O próximo dia 17 de dezembro marca a abertura da Casa Brasileira, um espaço do Instituto Mpumalanga dedicado à arte e cultura em pleno centro histórico de São Sebastião, no Litoral Norte. Tombado pelo patrimônio histórico, o casarão colonial abre as portas para o saber por meio de exposições, palestras, encontros culturais, pockets musicais e até mesmo uma experiência gastronômica combinada com a vista do mar de São Sebastião.

Dentre as primeiras atrações desse novo espaço está a exposição Tecendo Histórias e Saberes do Continente Africano, com curadoria do Acervo África. A proposta de aproximação com a cultura africana se dá a partir do universo têxtil, trazendo tradições de diversas localidades da África preservadas desde muito antes do colonialismo europeu no continente.

Os tecidos africanos têm especial importância, pois carregam uma mensagem social e hierárquica. “Eles desempenhavam diversos papéis: de moeda de troca, marcador de prestigio e poder. Até os dias de hoje são parte constituinte das realidades africanas, seja na moda, na propaganda política ou em contextos rituais tradicionais. No vestuário, por exemplo, o pano que cobre o corpo atua como a  palavra, portando mensagens sociais”, detalha Luciane Ramos-Silva, antropóloga do Acervo África e uma das responsáveis pela exposição.

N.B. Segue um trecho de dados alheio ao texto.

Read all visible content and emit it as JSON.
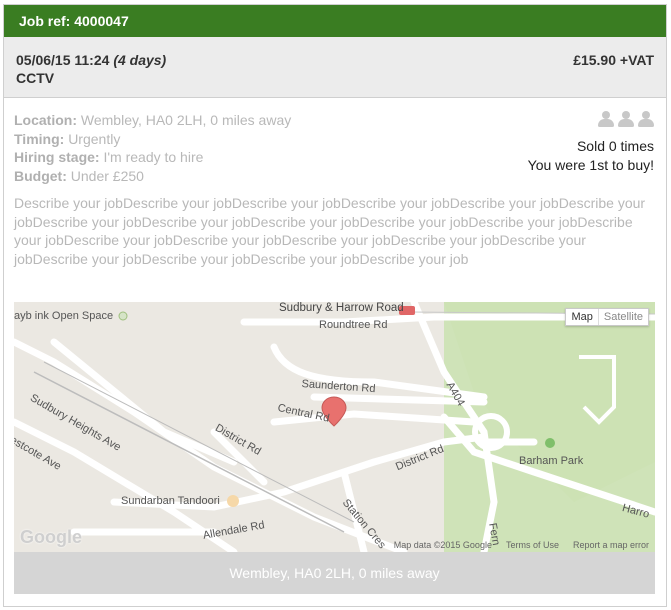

Os tecidos estão carregados de memória e historicidade que também se costuram com a história brasileira, cuja influência africana é indissociável de nossa formação cultural. A exposição também busca refletir sobre os processos criativos que envolvem a formação de tais tecidos como arte, além de trazer também um contexto de modernidade.

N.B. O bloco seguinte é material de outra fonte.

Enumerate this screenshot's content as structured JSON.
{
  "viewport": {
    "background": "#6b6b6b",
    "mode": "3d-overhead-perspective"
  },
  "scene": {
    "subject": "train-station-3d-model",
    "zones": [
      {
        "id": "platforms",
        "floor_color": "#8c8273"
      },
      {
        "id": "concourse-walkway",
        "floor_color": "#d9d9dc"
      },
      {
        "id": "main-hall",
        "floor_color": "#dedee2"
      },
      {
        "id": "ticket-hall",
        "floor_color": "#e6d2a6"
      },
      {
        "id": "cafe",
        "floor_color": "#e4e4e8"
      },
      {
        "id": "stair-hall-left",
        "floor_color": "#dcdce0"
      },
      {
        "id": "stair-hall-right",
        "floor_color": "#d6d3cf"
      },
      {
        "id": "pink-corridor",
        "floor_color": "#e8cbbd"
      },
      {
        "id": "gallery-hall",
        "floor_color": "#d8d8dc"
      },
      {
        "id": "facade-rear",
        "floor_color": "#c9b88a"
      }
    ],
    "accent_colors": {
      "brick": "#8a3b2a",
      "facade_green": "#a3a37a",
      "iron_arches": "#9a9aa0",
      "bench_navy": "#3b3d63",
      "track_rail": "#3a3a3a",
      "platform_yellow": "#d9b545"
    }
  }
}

História e significados dos tecidos africanos estarão presentes na Casa Brasileira. Na imagem, mulheres da Tânzania| Foto: Acervo África

Tecendo Histórias e Saberes do Continente Africano será uma das muitas atrações programadas para a Casa Brasileira. A escolha de São Sebastião para receber esse espaço cultural não se trata de mera coincidência. A efervescência cultural da cidade aliada a diversidade de saberes reforçou esse encontro entre arte e cultura. O município do litoral paulista abriga representantes dos saberes caiçaras, indígenas e africano. Todos eles representados na nossa CASA, que não poderia deixar de contemplar toda cultura BRASILEIRA.

A Casa Brasileira passa a funcionar no dia seguinte a sua inauguração, das 13h às 21h, excepcionalmente em um segunda-feira (18). Nas demais semanas nossa programação cultural fica disponível para visitação de terça à domingo, nesse mesmo horário. No domingo de Natal (24) a Casa Brasileira não irá funcionar.